A review by gothhotel
A Darker Shade of Magic by V.E. Schwab

4.0

this book is the kind of good where, to list its flaws, you first to articulate its merits, because it is so exceptional in many ways. you see, schwab is very, very good at balancing her world. she knows how to calibrate the ship and steer it, how to tell us about the journey. this is partly because she knows her limits: when she should move forward, what things are too large for her to tell. the plot isn't super amazing, it's actually pretty predictable, but it's a perfect fit for the world and the characters: it's action-y, quick and compelling enough to keep you reading in a world that would clearly lend itself to slow lingering. she has a kind of restraint that doesn't feel stingy or underdeveloped, and that's hard to find. the plot wasn't perfect but it worked very well, much better than it might have.

the writing is the kind of good that reminds me of very good fanfiction. this is not an insult: it is a descriptor for the kind of writing that is clearly in love with the world and the characters and even maybe itself, leaning into the poetry of its description. sometimes she slides into telling more than showing just to keep the pace up, but it strikes me as a clever balance rather than ineptitude: she shows enough to make the world tangible, but not so much that all but the most starry-eyed readers drift off.

the world is an absolute strength, balancing dark and light in a way that channels a lot of what makes GoT great without even remotely trying to rip it off. it's remarkable to me how, in far fewer pages than GRRM, schwab gets a critical thing: the philosophical underpinnings of the magic system are a beautiful complement to its technical structure. things make sense and yet there's enough mystery for it to be truly fantasy, an exploration of the felt and not an expansion of the seen. any grimdark tendencies are well-tempered: sure, there's killing and stuff, but it's clearly not the point.

one thing, though: the characters. i cared about them, sure, enough to keep reading, but at the end of the day they were kind of... stiff. Kell is dull and broody, like most leads, I guess, but even the cooler characters, like Lila, often act in ways that don't always feel completely organic. often their actions will feel like someone thought out how her character would react but didn't feel it, or didn't place it quite right. and the development is often presented as an explanation for their actions, like, oh, she did this because she felt this way now, rather than their actions feeling like an organic event. the dialogue is a little unnatural, too - nowhere near as bad as certain genre contemporaries (looking at you, br*ndon s*nderson), but it does tend to feel a bit more like an in-character d&d exchange among serious roleplayers rather than a conversation. probably this is because it's so careful and considered, like the rest of the book - trouble is, people aren't careful or considered most of the time and certainly not when they speak. it doesn't go crazy out of tone or anything, but let's just say Lila's got stunning poetic sense for a cutthroat. that's not to say she has to be an unwashed idiot, but it gets tiresome to read about people who are always so articulate, at least to me.

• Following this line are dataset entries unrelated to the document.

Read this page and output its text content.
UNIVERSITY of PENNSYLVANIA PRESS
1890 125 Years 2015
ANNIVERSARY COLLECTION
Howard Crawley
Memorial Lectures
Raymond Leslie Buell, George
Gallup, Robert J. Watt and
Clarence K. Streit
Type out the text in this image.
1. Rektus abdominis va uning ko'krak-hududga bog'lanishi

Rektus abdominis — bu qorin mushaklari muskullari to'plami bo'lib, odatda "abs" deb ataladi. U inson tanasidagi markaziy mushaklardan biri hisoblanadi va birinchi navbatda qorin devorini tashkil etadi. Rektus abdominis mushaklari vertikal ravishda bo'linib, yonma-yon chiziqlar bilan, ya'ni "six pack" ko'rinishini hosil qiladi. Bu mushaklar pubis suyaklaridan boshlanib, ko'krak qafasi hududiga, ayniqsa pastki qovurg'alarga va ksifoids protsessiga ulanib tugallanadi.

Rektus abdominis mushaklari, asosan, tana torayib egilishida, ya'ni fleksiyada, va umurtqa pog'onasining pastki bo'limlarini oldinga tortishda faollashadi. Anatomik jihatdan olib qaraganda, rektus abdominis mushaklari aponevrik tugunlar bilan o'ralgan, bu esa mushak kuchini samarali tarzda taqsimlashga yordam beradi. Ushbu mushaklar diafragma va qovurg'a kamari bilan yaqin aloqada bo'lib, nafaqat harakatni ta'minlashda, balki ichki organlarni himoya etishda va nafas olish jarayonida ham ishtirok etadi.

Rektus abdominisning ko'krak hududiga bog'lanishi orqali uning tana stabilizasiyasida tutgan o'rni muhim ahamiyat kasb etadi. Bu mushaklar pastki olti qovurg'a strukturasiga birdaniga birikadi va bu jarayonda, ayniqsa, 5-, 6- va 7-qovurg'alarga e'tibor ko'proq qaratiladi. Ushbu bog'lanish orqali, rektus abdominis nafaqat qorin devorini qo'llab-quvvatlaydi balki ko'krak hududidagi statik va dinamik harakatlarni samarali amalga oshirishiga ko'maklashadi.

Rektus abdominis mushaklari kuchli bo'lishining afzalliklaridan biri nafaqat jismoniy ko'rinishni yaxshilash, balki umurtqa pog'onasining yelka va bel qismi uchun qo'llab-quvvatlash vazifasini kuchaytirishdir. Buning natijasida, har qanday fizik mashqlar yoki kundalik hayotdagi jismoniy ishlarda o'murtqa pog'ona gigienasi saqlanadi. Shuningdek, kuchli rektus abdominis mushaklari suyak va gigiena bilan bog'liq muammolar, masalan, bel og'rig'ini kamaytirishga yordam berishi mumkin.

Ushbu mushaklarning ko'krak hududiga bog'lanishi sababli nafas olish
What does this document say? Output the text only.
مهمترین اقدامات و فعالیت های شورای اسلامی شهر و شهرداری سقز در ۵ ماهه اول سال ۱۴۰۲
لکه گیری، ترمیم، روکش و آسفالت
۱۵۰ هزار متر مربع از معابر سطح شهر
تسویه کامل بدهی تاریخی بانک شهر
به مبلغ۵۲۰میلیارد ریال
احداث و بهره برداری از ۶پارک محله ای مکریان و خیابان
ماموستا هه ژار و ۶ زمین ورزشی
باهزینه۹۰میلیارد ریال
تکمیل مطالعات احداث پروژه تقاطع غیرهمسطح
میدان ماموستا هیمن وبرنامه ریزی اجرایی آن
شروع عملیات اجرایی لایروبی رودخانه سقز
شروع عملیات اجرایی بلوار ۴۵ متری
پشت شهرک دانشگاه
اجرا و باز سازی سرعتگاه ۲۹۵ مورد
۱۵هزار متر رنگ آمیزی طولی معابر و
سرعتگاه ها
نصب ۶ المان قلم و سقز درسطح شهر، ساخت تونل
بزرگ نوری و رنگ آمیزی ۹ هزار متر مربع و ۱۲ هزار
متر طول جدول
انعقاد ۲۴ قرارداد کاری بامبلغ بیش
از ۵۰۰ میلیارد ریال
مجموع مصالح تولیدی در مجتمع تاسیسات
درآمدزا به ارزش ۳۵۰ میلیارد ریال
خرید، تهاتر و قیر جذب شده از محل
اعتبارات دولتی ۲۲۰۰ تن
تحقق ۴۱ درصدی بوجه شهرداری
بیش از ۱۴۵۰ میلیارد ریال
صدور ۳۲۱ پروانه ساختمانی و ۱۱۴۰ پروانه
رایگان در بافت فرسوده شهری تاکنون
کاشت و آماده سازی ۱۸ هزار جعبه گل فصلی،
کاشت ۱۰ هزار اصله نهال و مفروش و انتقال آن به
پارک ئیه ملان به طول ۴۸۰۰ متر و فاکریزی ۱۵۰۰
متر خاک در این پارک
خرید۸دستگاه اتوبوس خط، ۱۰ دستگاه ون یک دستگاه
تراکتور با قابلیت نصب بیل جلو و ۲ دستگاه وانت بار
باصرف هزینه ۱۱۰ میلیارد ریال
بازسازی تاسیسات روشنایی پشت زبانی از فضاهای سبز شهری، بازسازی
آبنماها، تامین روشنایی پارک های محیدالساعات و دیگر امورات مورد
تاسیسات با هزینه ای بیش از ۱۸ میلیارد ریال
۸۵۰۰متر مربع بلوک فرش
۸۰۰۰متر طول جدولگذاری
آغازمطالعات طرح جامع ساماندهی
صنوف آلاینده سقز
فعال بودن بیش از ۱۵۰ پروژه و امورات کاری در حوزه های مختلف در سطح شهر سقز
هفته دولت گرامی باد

overall, I think that stiffness is my main complaint. Schwab gets so much of what makes GoT et. al. fantastic, but she doesn't seem to intuit that human quality. she's smart and she loves her world but at times, it feels a little like a really interesting homebrew tabletop campaign. Schwab's characters sometimes look to me like intricate wooden cutouts: exquisite and carefully wrought, with articulated joints and a range of motion - like shadow puppets that some craftsman put together with a great deal of love. and you can become very fond of them, you might know how they might act in a situation and how they wouldn't - but they're still made of wood. they don't seem to live and breathe, not quite.